In the finite element numerical simulation, the last step is to calculate the linear equations of the overall stiffness matrix: K×d=F .
In julia, the method of solving linear equations can be directly “\”: d = K \ F

Question:

When the matrix is very large, what method can be used to speed up the calculation?
There are the following requirements on the method:

The calculation accuracy is best not to change

My computer is a 40-core workstation, maybe I can consider multi-core parallelism? (I’m not sure if there is such a way)

All the methods provided are preferably simple to implement (I don’t need to change too much code )

Welcome everyone to make suggestions, or what information can be used for reference, thank you all.

This is just a syntax, not a method. Which method gets called for K \ F depends on the types of K and F.

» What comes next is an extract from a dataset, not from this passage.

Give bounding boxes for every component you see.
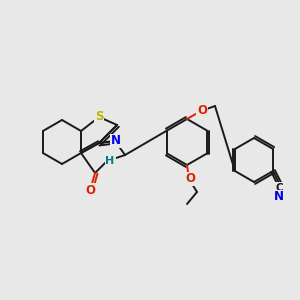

For example, if K is a sparse-matrix object, it typically calls a sparse-direct solver. You could easily create a wrapper object so that K \ F called an iterative solver like GMRES (e.g. from IterativeSolvers.jl), for example. We put together a draft PETSc.jl package (which hasn’t been updated in a while, but could be brought up to date if there is developer interest) in which you have a “KSP” wrapper for sparse matrices where \ calls a PETSc Krylov iterative method.

Which method you use is highly problem dependent. For finite-element methods, which produce sparse matrices, I would generally recommend using a sparse-direct solver (especially for 2d problems) until it runs out of memory (which happens for medium-size 3d problems). At that point you have to switch over to an iterative algorithm like GMRES/biCGSTAB2/DQGMRES/… (or conjugate-gradient if your problem is SPD), and at that point you have to know a bit more (especially how to precondition your problem) and some trial-and-error is often required to find a good algorithm.

An interesting follow-up: K\F is syntax, and the actually chosen method depends on the type of matrix K (and also of F?). But if the CPU has, say, 40 cores… will the chosen method know this and automatically parallelize the solver?

I don’t quite understand your question — it depends on the implementation of the method.

The stdlib dense solver is multithreaded (thanks to OpenBLAS). The stdlib sparse-direct solver is not. The MUMPS.jl sparse-direct solvers can use multiple processes. There are also various other packages with parallel solvers of various kinds. Iterative solvers with a distributed-array type are parallel, for example.

As to how many cores these parallel methods use, it depends on which parallelization method they use and how many threads or processes you launch Julia with.

Thanks for answers — I think you answered what I was thinking of. What I meant was:

Do the LinearAlgebra (and other) methods support parallelization and multiple cores?

If they support parallelization/multiple cores, will they on their own find out how many cores are available and activate these cores?

My understanding of your answers is:

Some methods support parallelization (those of the OpenBLAS library, i.e., for dense matrices? + some others), but it depends on the data type(?), and

The methods do not figure out how many cores the CPU has by themselves, i.e., the user has to specify the number of cores upon starting Julia from the command line/upon lanuch (?)